Earlier this week, the Cabinet decided to amend the Fiscal Responsibility Act (FRA) for the third year in a row to help Karnataka tide over a financial crisis where the state’s debts have risen.
The amendment seeks to increase the cap on the state’s debts and fiscal deficit, in addition to permitting revenue deficit.
Accordingly, the government has now fixed the fiscal deficit cap to 3.5% of the GSDP, while allowing debts to exceed 25% of the GSDP. According to the FRA, debts should remain within 25% and the state must always have a revenue surplus.
Revenue deficit is estimated to be Rs 14,699 crore for the year 2022-23. Fiscal deficit is expected to be Rs 61,564 crore, which is 3.26% of GSDP, while the total liabilities at the end of 2022-23 is estimated to be Rs 5.18 lakh crore, which is 27.49% of the GSDP.
In the 2022-23 Budget, Chief Minister Basavaraj Bommai expressed optimism about the state’s economic growth and development. He announced several welfare and infrastructure schemes.
However, Karnataka needs much time and effort before it can achieve revenue surplus again and bring down its debts below 25% of the GSDP.
“I would peg that the state will require 8-10 years of fiscal discipline before getting back on track.
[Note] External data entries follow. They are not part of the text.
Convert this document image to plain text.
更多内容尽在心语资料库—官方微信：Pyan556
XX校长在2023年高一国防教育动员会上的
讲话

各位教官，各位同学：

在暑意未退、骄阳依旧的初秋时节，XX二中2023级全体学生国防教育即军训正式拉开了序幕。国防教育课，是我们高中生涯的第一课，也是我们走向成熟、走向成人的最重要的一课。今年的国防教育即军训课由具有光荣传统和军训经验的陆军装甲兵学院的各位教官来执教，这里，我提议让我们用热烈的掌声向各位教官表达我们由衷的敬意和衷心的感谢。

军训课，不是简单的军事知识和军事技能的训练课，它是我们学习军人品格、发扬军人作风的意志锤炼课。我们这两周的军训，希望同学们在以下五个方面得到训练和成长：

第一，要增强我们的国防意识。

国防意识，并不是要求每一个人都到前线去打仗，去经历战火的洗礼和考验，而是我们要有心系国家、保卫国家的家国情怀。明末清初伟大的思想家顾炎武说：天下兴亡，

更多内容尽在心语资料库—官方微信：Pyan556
This means that successive governments will have to bear the brunt of this crisis,” a senior minister in Bommai’s Cabinet told DH.
In such a scenario and with one year to go for the Assembly elections, how much of the promised projects will the government be able to deliver?
The Medium Term Fiscal Plan (MTFP) 2022-26 flags that in the given financial situation, Karnataka has little scope for new projects. As the growth in revenue receipts in the immediate future may not deviate much from the existing trend, it is important that timely measures are taken by the state to contain the revenue expenditure, it cautions.
Unless there are large-scale measures led by the Centre, Karnataka’s growth story will remain slow, points out B V Madhusudhan Rao, Senior Research Advisor, Centre for Budget and Policy Studies.
“All state governments are making efforts. But, with taxing power being taken away from states and given to GST Council, there is little that states can do. The Centre will have to take some large measures. Otherwise, the state government will have to keep borrowing money, of which 50% will go towards meeting revenue deficit,” he says.
If this vicious cycle of borrowing and revenue deficit continues, big-ticket infrastructure projects such as the Mekedatu or the Upper Krishna projects may remain only as token announcements, he observes.
The state government has, over the years, made a habit of announcing projects without factoring in the budget.
“A token amount is allocated in the budget and the project will keep dragging on for years. They will even encourage calling for tenders, but it will go nowhere,” a former bureaucrat laments.
A legislation must be brought in prohibiting announcement of new schemes unless at least 1/3 of the budget is available for new projects, he urges.
Increasing capital receipts in the near future by monetization of selective government assets, generating revenue from disinvestment in certain government initiatives, apart from identifying unused funds in various boards/corporations are among the several recommendations made by the MTFP.
With a long road ahead for the government, it’s immediate focus should be on backward taluks.
It should prioritise the 93 aspirational taluks that lack in basic infrastructure and are falling behind in sustainable development goals, says Karnataka State Policy & Planning Commission deputy chairperson B J Puttaswamy.